Una mareggiata di incapacità. Sanità e depurazione: questa classe dirigente affossa il territorio.

11 novembre 2013

antoniotti-290511 5Stentiamo a credere che l’amministrazione comunale abbia soltanto pensato di camuffare la fogna nel torrente Citrea, quella stessa fogna che scorre quotidianamente e inconfutabilmente nel torrente Celadi, come il residuo di una mareggiata. A parte l’interpretazione bizzarra e fantasiosa di fenomeni metereologici, è del tutto evidente come l’amministrazione comunale stia sfuggendo, non solo in questa circostanza,dinanzi alle proprie gravi responsabilità politiche ed economiche nel settore della depurazione e della gestione delle acque, nonostante sia stata sistematicamente e clamorosamente inchiodata dai fatti. Del resto ricordiamo ancora con imbarazzo le parole di rassicurazione sull’inquinamento marino da parte di sindaco e assessori poche ore prima che venissero sequestrati gli impianti di depurazione e fossero spiccate decine di avvisi di garanzia. Non dimentichiamo che, a parte la malinconica parentesi di centro sinistra in perfetta continuità col passato, gli attuali amministratori governano il territorio da vent’anni e ciò che si vede in giro è il risultato drammatico di queste politiche nefaste.

Purtroppo il disastro e l’assoluta mancanza di responsabilità non sono confinati al settore della depurazione.

Il comunicato trionfalistico del consigliere Caputo a proposito dell’ospedale unico, per esempio, ci lascia basiti. Come si può anche solo immaginare di essere trionfalistici mentre la nostra gente, oggi, ora, soffre profondamente per le corsie di ospedali affollati, caotici, sprovvisti di personale ed attrezzature? Mentre, cioè, il piano criminale di chiusura degli ospedali prodotto da questa giunta regionale ed avallato dall’intera classe dirigente locale, si mostra nelle sue catastrofiche conseguenze negando il diritto alla salute alle nostre comunità?

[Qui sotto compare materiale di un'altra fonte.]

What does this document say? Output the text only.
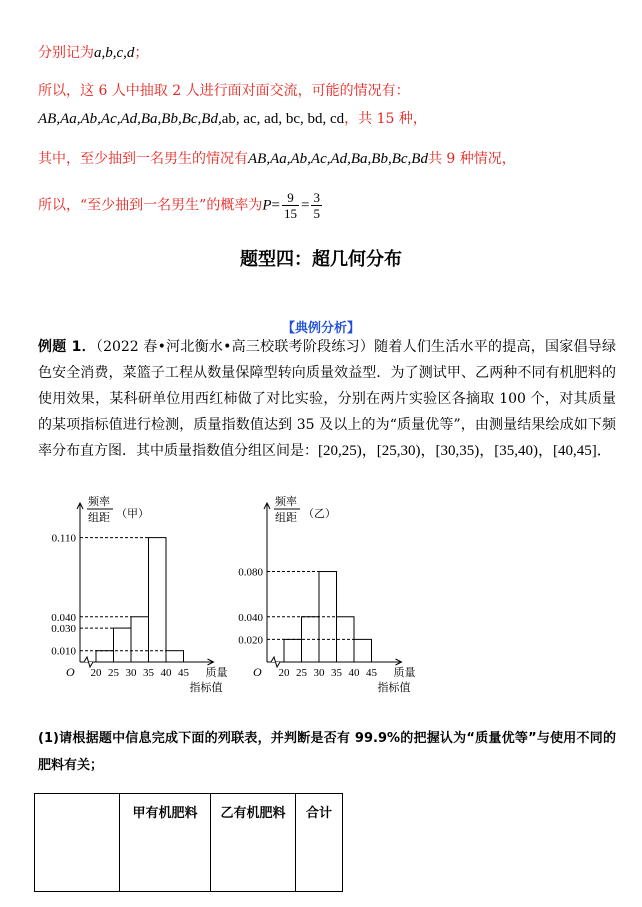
分别记为a,b,c,d；
所以，这 6 人中抽取 2 人进行面对面交流，可能的情况有：
AB,Aa,Ab,Ac,Ad,Ba,Bb,Bc,Bd,ab, ac, ad, bc, bd, cd，共 15 种，
其中，至少抽到一名男生的情况有AB,Aa,Ab,Ac,Ad,Ba,Bb,Bc,Bd共 9 种情况，
所以，“至少抽到一名男生”的概率为$P= \frac{9}{15} = \frac{3}{5}$
题型四：超几何分布
【典例分析】
例题 1．（2022 春•河北衡水•高三校联考阶段练习）随着人们生活水平的提高，国家倡导绿色安全消费，菜篮子工程从数量保障型转向质量效益型．为了测试甲、乙两种不同有机肥料的使用效果，某科研单位用西红柿做了对比实验，分别在两片实验区各摘取 100 个，对其质量的某项指标值进行检测，质量指数值达到 35 及以上的为“质量优等”，由测量结果绘成如下频率分布直方图．其中质量指数值分组区间是：[20,25)，[25,30)，[30,35)，[35,40)，[40,45]．
O
频率
组距 （甲）
0.010
0.030
0.040
0.110
20 25 30 35 40 45 质量
指标值
O
频率
组距 （乙）
0.020
0.040
0.080
20 25 30 35 40 45 质量
指标值
(1)请根据题中信息完成下面的列联表，并判断是否有 99.9%的把握认为“质量优等”与使用不同的肥料有关；
	甲有机肥料	乙有机肥料	合计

Oppure i consiglieri regionali credono davvero di curare i pazienti con i comunicati stampa sul futuro ospedale?

Il nuovo nosocomio è un obiettivo importante da perseguire, ma pesa su Caputo e company la responsabilità gravissima di non essere stati in grado di difendere i presidi sanitari del territorio, permettendo la chiusura di Cariati e Trebisacce ed il ridimensionamento di Rossano e Corigliano Calabro e si tratta di una responsabilità storica e grave.

Quanto alla collaborazione invocata legittimamente dall’amministrazione comunale, temiamo si faccia una profonda confusione tra la collaborazione, la dialettica politica e l’allineamento ossequioso.

Ribadiamo la nostra piena collaborazione su delle proposte che mirino a risolvere i problemi della città e del territorio e non su progetti speculativi, inutili e costosi come, lo ribadiamo, il progetto del depuratore consortile su cui questa amministrazione continua a raccontare sciocchezze ignorando tanto i problemi attuali quanto quelli futuri.

La nostra collaborazione si manifesta in pieno nelle nostre domande, poste ormai mesi fa e tutt’ora senza risposta: quanto costerà la nuova rete da Toscano ed Insiti? Chi pagherà l’energia e la manutenzione di questa inutile nuova rete e degli imponenti impianti di sollevamento necessari? Che senso ha costruire nuova rete mentre mezzo centro storico scarica nel Celadi? Perché non si utilizza il denaro pubblico per terminare la rete fognaria e potenziare l’attuale rete di depurazione, ottenendo un sistema economico, facilmente gestibile ed efficiente?

La verità è che il mega-depuratore altro non è che l’ennesimo progetto di speculazione politico-clientelare di una classe politica trasversalmente incapace di pensare agli interessi delle nostre comunità, un copione che purtroppo si ripete (come avvenuto per l’impianto di trattamento rifiuti di Bucita, costruito coi soldi della regione ed affidato per un decennio ad autorevoli ditte private col risultato che non serve praticamente a nulla) e che non abbiamo nessuna intenzione di osservare con le mani in mano.